Au commencement, la création du verbe
Après la décision du Tout-Puissant et sa préférence pour la création plutôt que le néant, six jours durant, la barbe en bataille, l’action, le labeur, le bruit infernal des forges divines, le tremblement de la matière, le choc d’énergies inconnues, le fracas et des éclairs de partout visibles... Puis, enfin, à l’aube du septième jour, le retour au silence céleste et le repos du guerrier éternel.
Le regard fier, la sueur au front, la satisfaction enfin, car sous ses yeux divins : sa Création ! Un tout, avec la vie, animale, végétale et humaine ; des couleurs chatoyantes ou mélancoliques ; le jour et la nuit, mais aussi le crépuscule et les aurores pleines d’espoir. Au-dessus, un ciel étoilé avec une lune, un soleil et quantité de planètes lointaines, porteuses de rêves ; en d’autres termes, un monde ouvert au futur, plein et complet... mais pourtant, comme un ressentiment, la sensation d’un manque, de quelque chose toujours absent.
Cette création : une merveille indéniable, mais finalement incomplète. Hésitation du Tout-Puissant, la Création à l’arrêt, au bord de l’annulation. Regards inquiets alentour, vaine recherche des yeux de l’Éternel. Entre ses mains certainement tous les pouvoirs, mais surtout la solitude, car d’éternel : un seul. Ses nouvelles créatures : pas vraiment une compagnie, car trop jeunes ou muettes, donc personne pour de l’aide.
En bas, un ricanement, le Malin au regard de braise, avec sur la Création le jugement de son œil narquois. Pour lui, pas de doute, une erreur évidente, mais hors d’atteinte de la réflexion de l’autre, là-haut. Le responsable : son mensonge, ce manque de liberté, voilà l’évidence, avec comme résultat un monde réduit et sans espérance.
À cause de l’incompréhension du Tout-Puissant, cette Création, la voilà maintenant comme un gaspillage inutile, proche de la perte totale. En effet, l’explosion de la colère divine, souvent synonyme d’extinction, de déluge capable de la destruction totale, avec un retour au néant d’avant la création. D’où l’importance du sauvetage du vivant et les prières du Malin, puisque sans création plus d’amusement, que l’ennui d’un univers sans existence.
Hésitation, le Tout-Puissant totalement impuissant, car l’humilité absente de sa raison, l’argumentation inexistante au paradis. Alors, pourquoi toutes ces questions ? Pourquoi aujourd’hui loin de lui sa confiance absolue, sans doute à cause des ricanements du Malin, autant de flèches contre son orgueil.
Puis, soudain, la divine révélation, la découverte de la chose absente de la Création, le don suprême : l’entendement.
Mise en place de la dernière épreuve. Le don de la compréhension, bien sûr, mais pas offert. Plutôt la création d’une nouvelle énigme, par exemple, sous la forme d’un fruit à la cueillette interdite. Et le grand prix pour la première des créatures au désir plus fort que sa peur divine, la récompense suprême : la maîtrise totale des lieux et des autres.

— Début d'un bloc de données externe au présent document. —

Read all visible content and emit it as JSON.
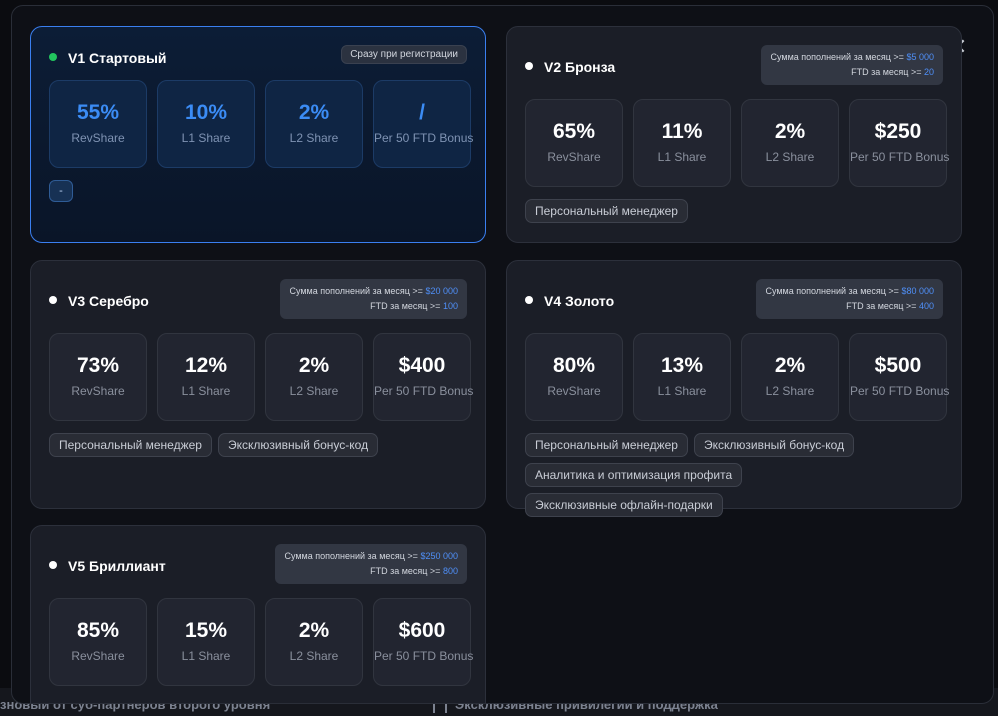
{
  "backdrop": {
    "left_text": "зновый от суб-партнеров второго уровня",
    "right_text": "Эксклюзивные привилегии и поддержка"
  },
  "modal": {
    "close_symbol": "✕"
  },
  "levels": [
    {
      "title": "V1 Стартовый",
      "badge": "Сразу при регистрации",
      "stats": [
        {
          "value": "55%",
          "label": "RevShare"
        },
        {
          "value": "10%",
          "label": "L1 Share"
        },
        {
          "value": "2%",
          "label": "L2 Share"
        },
        {
          "value": "/",
          "label": "Per 50 FTD Bonus"
        }
      ],
      "perk_placeholder": "-"
    },
    {
      "title": "V2 Бронза",
      "req": {
        "deposit_label": "Сумма пополнений за месяц >=",
        "deposit_value": "$5 000",
        "ftd_label": "FTD за месяц >=",
        "ftd_value": "20"
      },
      "stats": [
        {
          "value": "65%",
          "label": "RevShare"
        },
        {
          "value": "11%",
          "label": "L1 Share"
        },
        {
          "value": "2%",
          "label": "L2 Share"
        },
        {
          "value": "$250",
          "label": "Per 50 FTD Bonus"
        }
      ],
      "perks": [
        "Персональный менеджер"
      ]
    },
    {
      "title": "V3 Серебро",
      "req": {
        "deposit_label": "Сумма пополнений за месяц >=",
        "deposit_value": "$20 000",
        "ftd_label": "FTD за месяц >=",
        "ftd_value": "100"
      },
      "stats": [
        {
          "value": "73%",
          "label": "RevShare"
        },
        {
          "value": "12%",
          "label": "L1 Share"
        },
        {
          "value": "2%",
          "label": "L2 Share"
        },
        {
          "value": "$400",
          "label": "Per 50 FTD Bonus"
        }
      ],
      "perks": [
        "Персональный менеджер",
        "Эксклюзивный бонус-код"
      ]
    },
    {
      "title": "V4 Золото",
      "req": {
        "deposit_label": "Сумма пополнений за месяц >=",
        "deposit_value": "$80 000",
        "ftd_label": "FTD за месяц >=",
        "ftd_value": "400"
      },
      "stats": [
        {
          "value": "80%",
          "label": "RevShare"
        },
        {
          "value": "13%",
          "label": "L1 Share"
        },
        {
          "value": "2%",
          "label": "L2 Share"
        },
        {
          "value": "$500",
          "label": "Per 50 FTD Bonus"
        }
      ],
      "perks": [
        "Персональный менеджер",
        "Эксклюзивный бонус-код",
        "Аналитика и оптимизация профита",
        "Эксклюзивные офлайн-подарки"
      ]
    },
    {
      "title": "V5 Бриллиант",
      "req": {
        "deposit_label": "Сумма пополнений за месяц >=",
        "deposit_value": "$250 000",
        "ftd_label": "FTD за месяц >=",
        "ftd_value": "800"
      },
      "stats": [
        {
          "value": "85%",
          "label": "RevShare"
        },
        {
          "value": "15%",
          "label": "L1 Share"
        },
        {
          "value": "2%",
          "label": "L2 Share"
        },
        {
          "value": "$600",
          "label": "Per 50 FTD Bonus"
        }
      ]
    }
  ]
}
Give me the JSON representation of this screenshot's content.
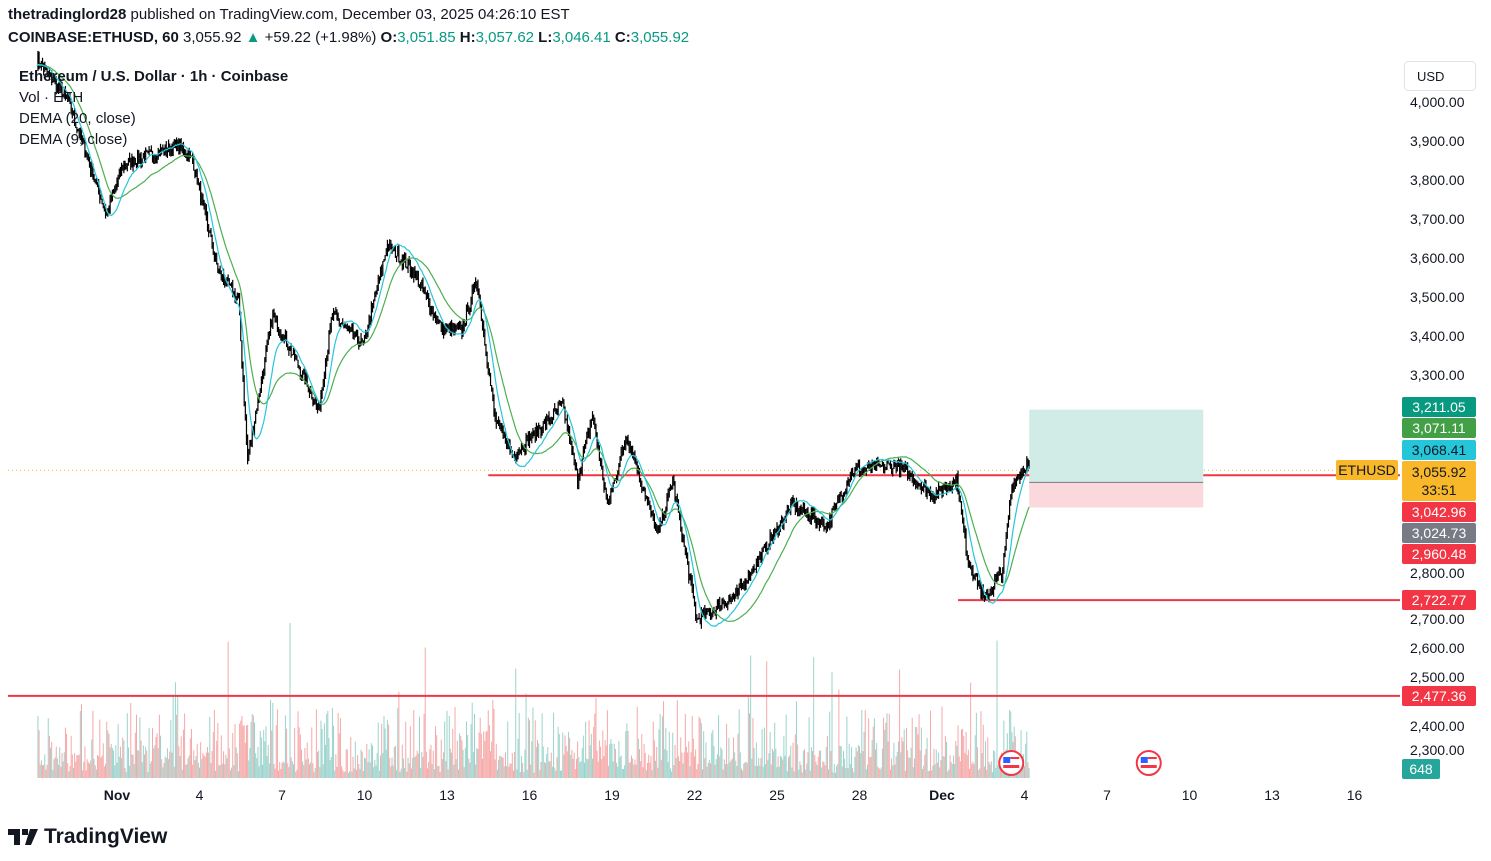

Mais le Malin toujours à l’affût, avec la provocation comme arme et dans sa main la pomme interdite en offrande devant la créature par lui élue. Résultat immédiat, un partage enfin entre l’homme et la femme, naissance chez eux du refus de ce statut d’animal, même heureux, et apparition du désir d’égalité avec Dieu
Alors, les regrets tardifs du Tout-Puissant, mais malgré ses larmes d’impuissance et cette terrible punition en remplacement du paradis, malgré la menace d’une souffrance divine et éternelle, voilà, parmi toutes les créatures, l’homme et son jugement, sa liberté de choix, avec des erreurs sûrement, mais des erreurs humaines. Une créature enfin égale au Malin et à son créateur.
Ainsi, grâce à l’apparition du verbe, à l’échange par la parole puis la compréhension et l’intelligence, la naissance d’une toute nouvelle liberté, symbole d’indépendance. Ce don extraordinaire, mieux que la vie et le céleste, le verbe comme un commencement au Tout. Grâce à la liberté des choix, l’apparition d’une véritable impulsion à la découverte d’autres mondes et peut-être même, d’autres dieux.
Un vrai miracle, même si pour cela, depuis deux millénaires, là-haut, la résonance des lamentations divines au son des alléluias, et en bas, bien plus près de nous, le regard brillant et observateur du véritable maître du genre humain.
Mais la crainte, à présent, qu’après tous les massacres et le retour de l’absence, la disparition des dieux, des diables, des choses et des gens, la survie d’une seule puissance dans l’éther infini et après toutes ces péripéties le résumé de l’histoire, tout simplement, du commencement à la fin : le verbe, car sans lui, pas d’histoire possible... le verbe véritable et unique créateur.